Mein etwas zu schmales Gesicht war ohne Schmutz und mit Hilfe von dunkler Farbe auf meinen Augenlidern hatten sie es geschafft meine strahlenden violetten Augen noch mehr zu betonen. Mein schmaler Körper, der trotz meiner lauten Proteste in dem Kleid steckte, wirkte nicht so abgemagert wie sonst und das bisschen Dekollete was ich besaß, wurde perfekt in Szene gesetzt. Zunächst hatte ich mich mit Händen und Füßen gegen ein das Kleid gewehrt. Ich zog keine Kleider an. Sie waren im Falle eines Kampfes und einer Flucht unpraktisch. Und ich war nicht hier um mich für den König an und umzuziehen wie es im gerade passte. Doch als die Zofen mit einem strengen Blick erklärten, dass der König diese Angelegenheit sonst selber in die Hand nehmen würde, gab ich nach. Denn ein kleiner Teil in mir hatte befohlen mein Glück nicht über zu strapazieren und mich nun wegen so einer banalen Sache erneut gegen die Malice zu stellen.

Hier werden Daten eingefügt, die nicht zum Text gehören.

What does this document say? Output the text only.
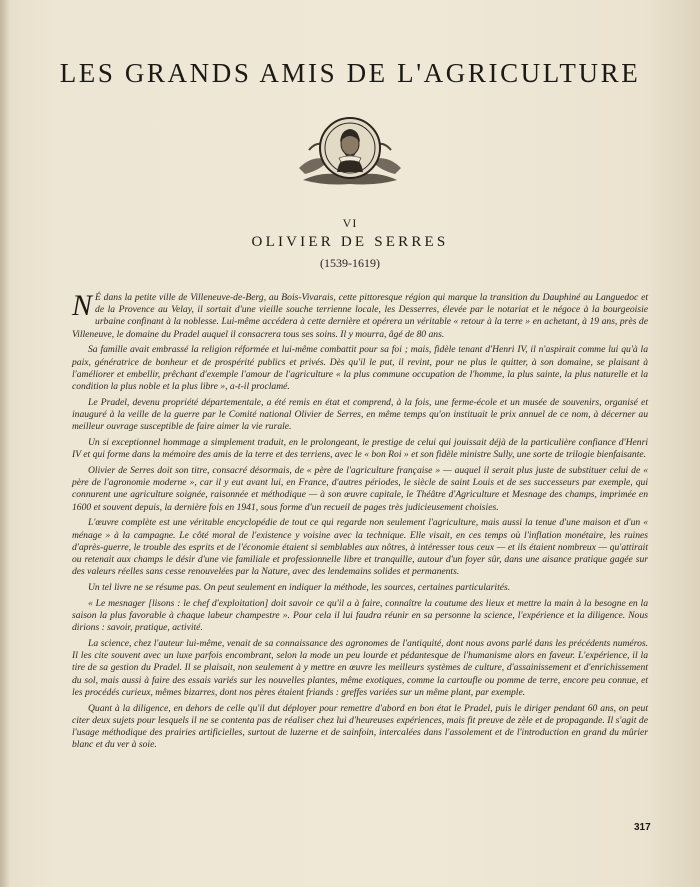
LES GRANDS AMIS DE L'AGRICULTURE
VI
OLIVIER DE SERRES
(1539-1619)

N É dans la petite ville de Villeneuve-de-Berg, au Bois-Vivarais, cette pittoresque région qui marque la transition du Dauphiné au Languedoc et de la Provence au Velay, il sortait d'une vieille souche terrienne locale, les Desserres, élevée par le notariat et le négoce à la bourgeoisie urbaine confinant à la noblesse. Lui-même accédera à cette dernière et opérera un véritable « retour à la terre » en achetant, à 19 ans, près de Villeneuve, le domaine du Pradel auquel il consacrera tous ses soins. Il y mourra, âgé de 80 ans.

Sa famille avait embrassé la religion réformée et lui-même combattit pour sa foi ; mais, fidèle tenant d'Henri IV, il n'aspirait comme lui qu'à la paix, génératrice de bonheur et de prospérité publics et privés. Dès qu'il le put, il revint, pour ne plus le quitter, à son domaine, se plaisant à l'améliorer et embellir, prêchant d'exemple l'amour de l'agriculture « la plus commune occupation de l'homme, la plus sainte, la plus naturelle et la condition la plus noble et la plus libre », a-t-il proclamé.

Le Pradel, devenu propriété départementale, a été remis en état et comprend, à la fois, une ferme-école et un musée de souvenirs, organisé et inauguré à la veille de la guerre par le Comité national Olivier de Serres, en même temps qu'on instituait le prix annuel de ce nom, à décerner au meilleur ouvrage susceptible de faire aimer la vie rurale.

Un si exceptionnel hommage a simplement traduit, en le prolongeant, le prestige de celui qui jouissait déjà de la particulière confiance d'Henri IV et qui forme dans la mémoire des amis de la terre et des terriens, avec le « bon Roi » et son fidèle ministre Sully, une sorte de trilogie bienfaisante.

Olivier de Serres doit son titre, consacré désormais, de « père de l'agriculture française » — auquel il serait plus juste de substituer celui de « père de l'agronomie moderne », car il y eut avant lui, en France, d'autres périodes, le siècle de saint Louis et de ses successeurs par exemple, qui connurent une agriculture soignée, raisonnée et méthodique — à son œuvre capitale, le Théâtre d'Agriculture et Mesnage des champs, imprimée en 1600 et souvent depuis, la dernière fois en 1941, sous forme d'un recueil de pages très judicieusement choisies.

L'œuvre complète est une véritable encyclopédie de tout ce qui regarde non seulement l'agriculture, mais aussi la tenue d'une maison et d'un « ménage » à la campagne. Le côté moral de l'existence y voisine avec la technique. Elle visait, en ces temps où l'inflation monétaire, les ruines d'après-guerre, le trouble des esprits et de l'économie étaient si semblables aux nôtres, à intéresser tous ceux — et ils étaient nombreux — qu'attirait ou retenait aux champs le désir d'une vie familiale et professionnelle libre et tranquille, autour d'un foyer sûr, dans une aisance pratique gagée sur des valeurs réelles sans cesse renouvelées par la Nature, avec des lendemains solides et permanents.

Un tel livre ne se résume pas. On peut seulement en indiquer la méthode, les sources, certaines particularités.

« Le mesnager [lisons : le chef d'exploitation] doit savoir ce qu'il a à faire, connaître la coutume des lieux et mettre la main à la besogne en la saison la plus favorable à chaque labeur champestre ». Pour cela il lui faudra réunir en sa personne la science, l'expérience et la diligence. Nous dirions : savoir, pratique, activité.

La science, chez l'auteur lui-même, venait de sa connaissance des agronomes de l'antiquité, dont nous avons parlé dans les précédents numéros. Il les cite souvent avec un luxe parfois encombrant, selon la mode un peu lourde et pédantesque de l'humanisme alors en faveur. L'expérience, il la tire de sa gestion du Pradel. Il se plaisait, non seulement à y mettre en œuvre les meilleurs systèmes de culture, d'assainissement et d'enrichissement du sol, mais aussi à faire des essais variés sur les nouvelles plantes, même exotiques, comme la cartoufle ou pomme de terre, encore peu connue, et les procédés curieux, mêmes bizarres, dont nos pères étaient friands : greffes variées sur un même plant, par exemple.

Quant à la diligence, en dehors de celle qu'il dut déployer pour remettre d'abord en bon état le Pradel, puis le diriger pendant 60 ans, on peut citer deux sujets pour lesquels il ne se contenta pas de réaliser chez lui d'heureuses expériences, mais fit preuve de zèle et de propagande. Il s'agit de l'usage méthodique des prairies artificielles, surtout de luzerne et de sainfoin, intercalées dans l'assolement et de l'introduction en grand du mûrier blanc et du ver à soie.

317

Vor allem in meinem Zustand.

Und so trug ich das erste mal in meinem Leben ein Kleid. Aber meine Verbände verschwanden unter dem seidigen Stoff und mein bandagierter linker Fuß war zu meiner Freude wirkten die Schmerzmittel. ,,Ihr seht wunderschön aus! Wie eine Königin", sagte Crystel ehrfürchtig und Jennifer sah sie warnend an. Ich sah die Frauen an und zwang mich zu einem Lächeln.

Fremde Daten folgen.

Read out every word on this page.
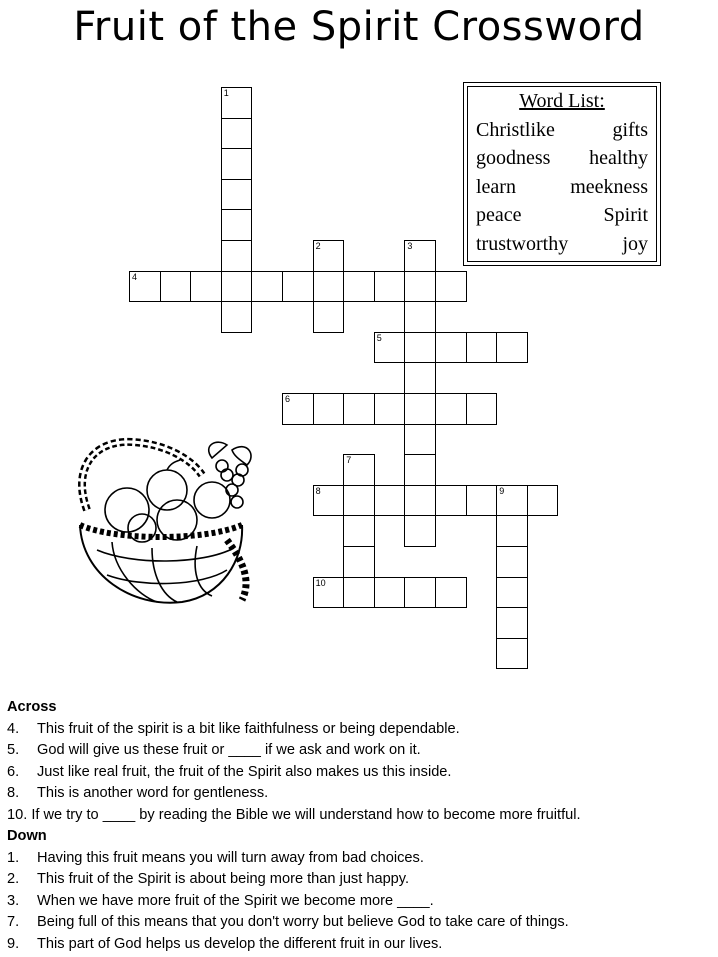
Fruit of the Spirit Crossword
1
2	3
4
5
6
7
8	9
10
Word List:
Christlike	gifts
goodness healthy
learn	meekness
peace	Spirit
trustworthy	joy
Across
4. This fruit of the spirit is a bit like faithfulness or being dependable.
5. God will give us these fruit or ____ if we ask and work on it.
6. Just like real fruit, the fruit of the Spirit also makes us this inside.
8. This is another word for gentleness.
10. If we try to ____ by reading the Bible we will understand how to become more fruitful.
Down
1. Having this fruit means you will turn away from bad choices.
2. This fruit of the Spirit is about being more than just happy.
3. When we have more fruit of the Spirit we become more ____.
7. Being full of this means that you don't worry but believe God to take care of things.
9. This part of God helps us develop the different fruit in our lives.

Es war die Unsicherheit, die mir jegliche Freude über mein Aussehen nahm.

Was wird mit passieren?

Wie ging es Lilien?

Meiner Mutter?

Fragen, die mich seit Stunden beschäftigten. Doch ein Klopfen riss mich aus meinem Gedanken und ich erkannte, dass ein Krieger in voller Rüstung eintrat.

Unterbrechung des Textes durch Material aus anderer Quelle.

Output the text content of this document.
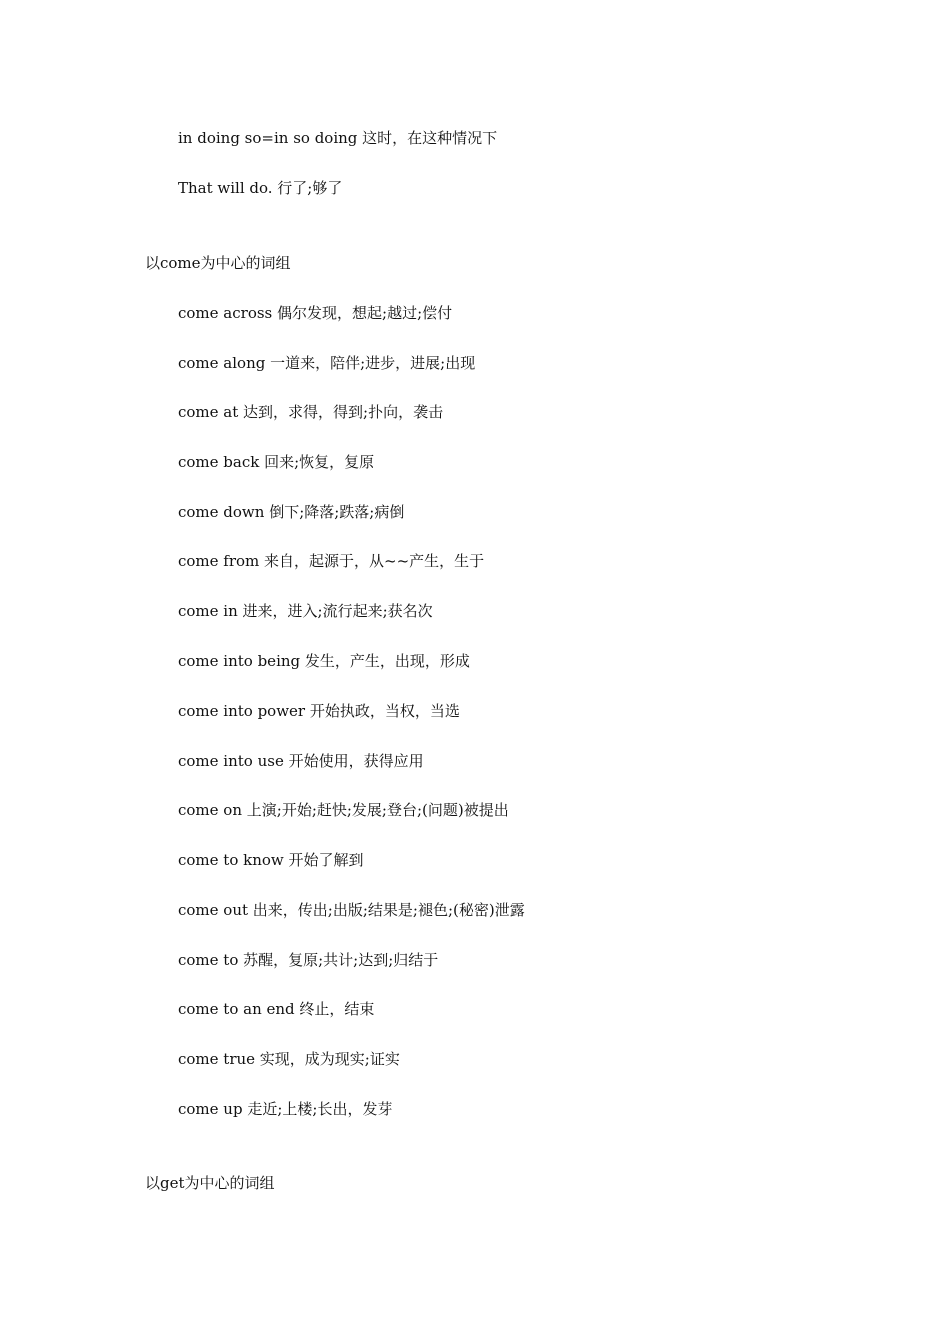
in doing so=in so doing 这时，在这种情况下
That will do. 行了;够了
以come为中心的词组
come across 偶尔发现，想起;越过;偿付
come along 一道来，陪伴;进步，进展;出现
come at 达到，求得，得到;扑向，袭击
come back 回来;恢复，复原
come down 倒下;降落;跌落;病倒
come from 来自，起源于，从~~产生，生于
come in 进来，进入;流行起来;获名次
come into being 发生，产生，出现，形成
come into power 开始执政，当权，当选
come into use 开始使用，获得应用
come on 上演;开始;赶快;发展;登台;(问题)被提出
come to know 开始了解到
come out 出来，传出;出版;结果是;褪色;(秘密)泄露
come to 苏醒，复原;共计;达到;归结于
come to an end 终止，结束
come true 实现，成为现实;证实
come up 走近;上楼;长出，发芽
以get为中心的词组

Es war der Malice, dem ich vor zwei Tagen an der Schlucht gegenüber stand.

Der Malice, der gezögert hatte. ,,Sir Cassiel" Die beiden Frauen knicksten leicht und der Krieger starrte mich perplex an. Doch er fing sich schnell wieder, räusperte sich und nickte den Damen knapp zu. Ich musterte ihn argwöhnisch und schielte an ihm vorbei zum Gang. Doch in meinem Zustand machte ein Flucht undenkbar. Und ohne Ciel. Unwillkürlich zog sich mein Herz zusammen und ich wusste, ich musste meinen Freund retten. ,,Ich bin gekommen um Euch zu dem Abendmahl zu geleiten, Mei-", er biss sich auf die Zähne und räusperte sich noch einmal. ,,Ähm Ja. Wenn Ihr mir folgen würdet"

Er zog aus seiner Scheide, die am Rücken an seiner Uniform befestigt war zwei goldene Stäbe. ,,Der Arzt hat Euch zwei Krücken herausgesucht, die Euch wegen eurer Verletzung sehr nützlich sein sollten" Ich blinzelte ein paar mal verwirrt und umschloss die kühlen Griffe der Krücken. Etwas ungeschickt legte ich meine Unterarme in die Kuhle der Krücke und schwang mich testweise vor und zurück. Mein Kleid war störend, aber wenn wir nicht sprinteten sollte ich gut hinter dem verwirrenden Cassiel hinter her kommen. Ich nickte den Damen ebenfalls noch einmal zu und atmete tief ein. ,,Dann los. Ich krieg das hin", sprach ich mir selbst Mut zu und folgte Cassiel.